I presume that you need to have access to the path of each file you are
reading.
I don't know whether there is a good way to do that for HDFS, I need to
read the files myself, something like:
def openWithPath(inputPath: String, sc:SparkContext) = {
val fs = (new
Path(inputPath)).getFileSystem(sc.hadoopConfiguration)

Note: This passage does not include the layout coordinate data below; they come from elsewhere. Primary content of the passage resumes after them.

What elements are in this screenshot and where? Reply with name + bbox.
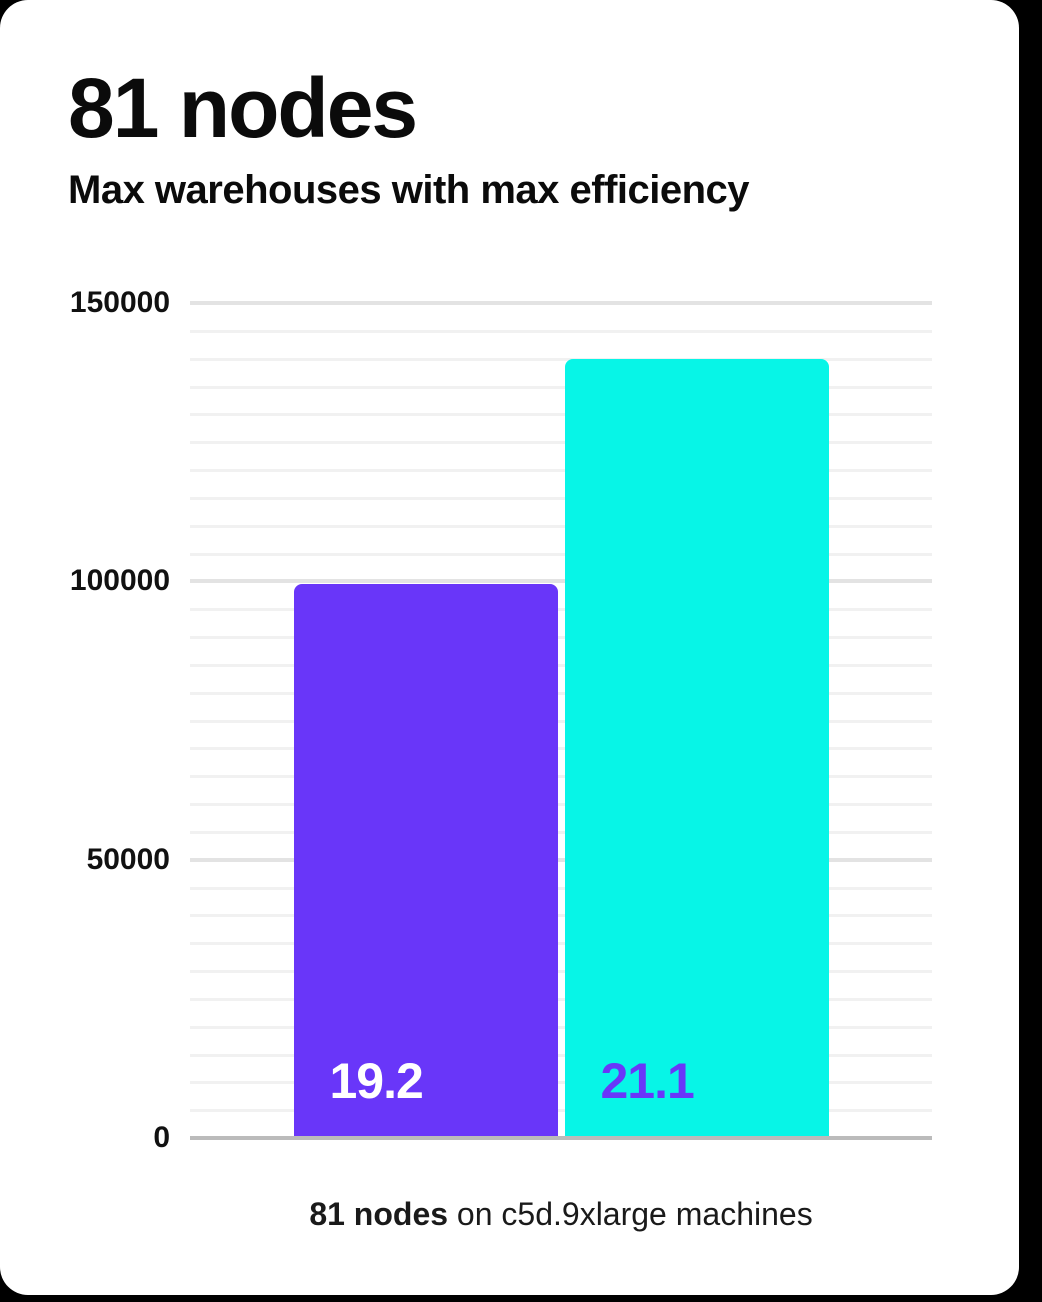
major-gridline: [190, 301, 932, 305]
minor-gridline: [190, 552, 932, 556]
minor-gridline: [190, 970, 932, 973]
minor-gridline: [190, 775, 932, 779]
minor-gridline: [190, 997, 932, 1001]
minor-gridline: [190, 691, 932, 695]
minor-gridline: [190, 914, 932, 918]
y-axis: 0 50000 100000 150000: [0, 286, 170, 1154]
x-axis-baseline: [190, 1136, 932, 1140]
minor-gridline: [190, 441, 932, 445]
minor-gridline: [190, 385, 932, 389]
minor-gridline: [190, 1053, 932, 1057]
y-tick-label: 100000: [69, 564, 170, 598]
y-tick-label: 150000: [69, 286, 170, 319]
minor-gridline: [190, 357, 932, 361]
minor-gridline: [190, 469, 932, 472]
minor-gridline: [190, 636, 932, 639]
bar-value-label: 19.2: [329, 1053, 424, 1109]
minor-gridline: [190, 942, 932, 946]
y-tick-label: 50000: [86, 842, 170, 876]
chart-title: 81 nodes: [68, 61, 418, 155]
minor-gridline: [190, 329, 932, 333]
minor-gridline: [190, 496, 932, 500]
chart-caption: 81 nodes on c5d.9xlarge machines: [190, 1196, 932, 1233]
caption-text: on c5d.9xlarge machines: [448, 1196, 813, 1232]
caption-highlight: 81 nodes: [309, 1196, 449, 1232]
bar-21.1: 21.1: [564, 358, 829, 1138]
bar-value-label: 21.1: [600, 1053, 695, 1109]
chart-subtitle: Max warehouses with max efficiency: [68, 168, 750, 212]
minor-gridline: [190, 663, 932, 667]
major-gridline: [190, 579, 932, 584]
bar-chart: 0 50000 100000 150000 19.2 21.1: [0, 286, 1019, 1154]
minor-gridline: [190, 886, 932, 890]
minor-gridline: [190, 1081, 932, 1085]
chart-card: 81 nodes Max warehouses with max efficie…: [0, 0, 1019, 1295]
minor-gridline: [190, 608, 932, 612]
y-tick-label: 0: [153, 1121, 170, 1154]
minor-gridline: [190, 1025, 932, 1029]
major-gridline: [190, 857, 932, 862]
minor-gridline: [190, 803, 932, 806]
bar-19.2: 19.2: [293, 584, 558, 1138]
minor-gridline: [190, 413, 932, 417]
minor-gridline: [190, 1109, 932, 1113]
minor-gridline: [190, 830, 932, 834]
minor-gridline: [190, 524, 932, 528]
plot-area: 19.2 21.1: [190, 301, 932, 1140]
minor-gridline: [190, 719, 932, 723]
minor-gridline: [190, 747, 932, 751]
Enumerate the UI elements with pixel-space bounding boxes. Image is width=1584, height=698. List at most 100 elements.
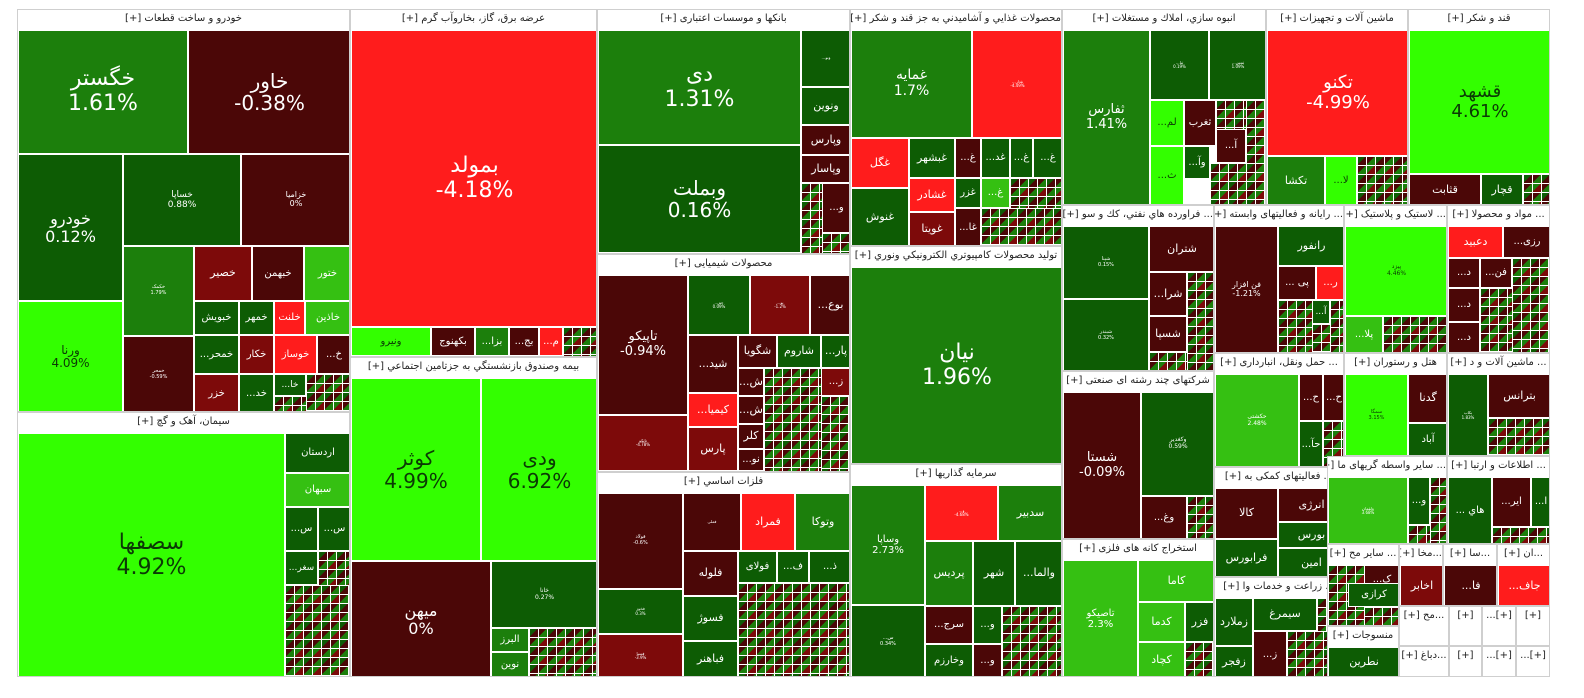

val filesIt = fs.listFiles(path, false)
val paths = new ListBuffer[URI]
while (filesIt.hasNext) {
paths += filesIt.next.getPath.toUri
}
val withPaths = paths.toList.map{ p =>
sc.newAPIHadoopFile[LongWritable, Text,
TextInputFormat](p.toString).map{ case (_,s) => (p, s.toString) }
}
withPaths.reduce{ _ ++ _ }
}
...
I would be interested if there is a better way to do the same thing ...
Cheers,
a:
On Sun, Jun 1, 2014 at 6:00 PM, Nicholas Chammas <nicholas.cham...@gmail.com
> wrote:
> Could you provide an example of what you mean?
>
> I know it's possible to create an RDD from a path with wildcards, like in
> the subject.
>
> For example, sc.textFile('s3n://bucket/2014-??-??/*.gz'). You can also
> provide a comma delimited list of paths.
>
> Nick
>
> 2014년 6월 1일 일요일, Oleg Proudnikov<oleg.proudni...@gmail.com>님이 작성한 메시지:
>
> Hi All,
>>
>> Is it possible to create an RDD from a directory tree of the following
>> form?
>>
>> RDD[(PATH, Seq[TEXT])]
>>
>> Thank you,
>> Oleg
>>
>>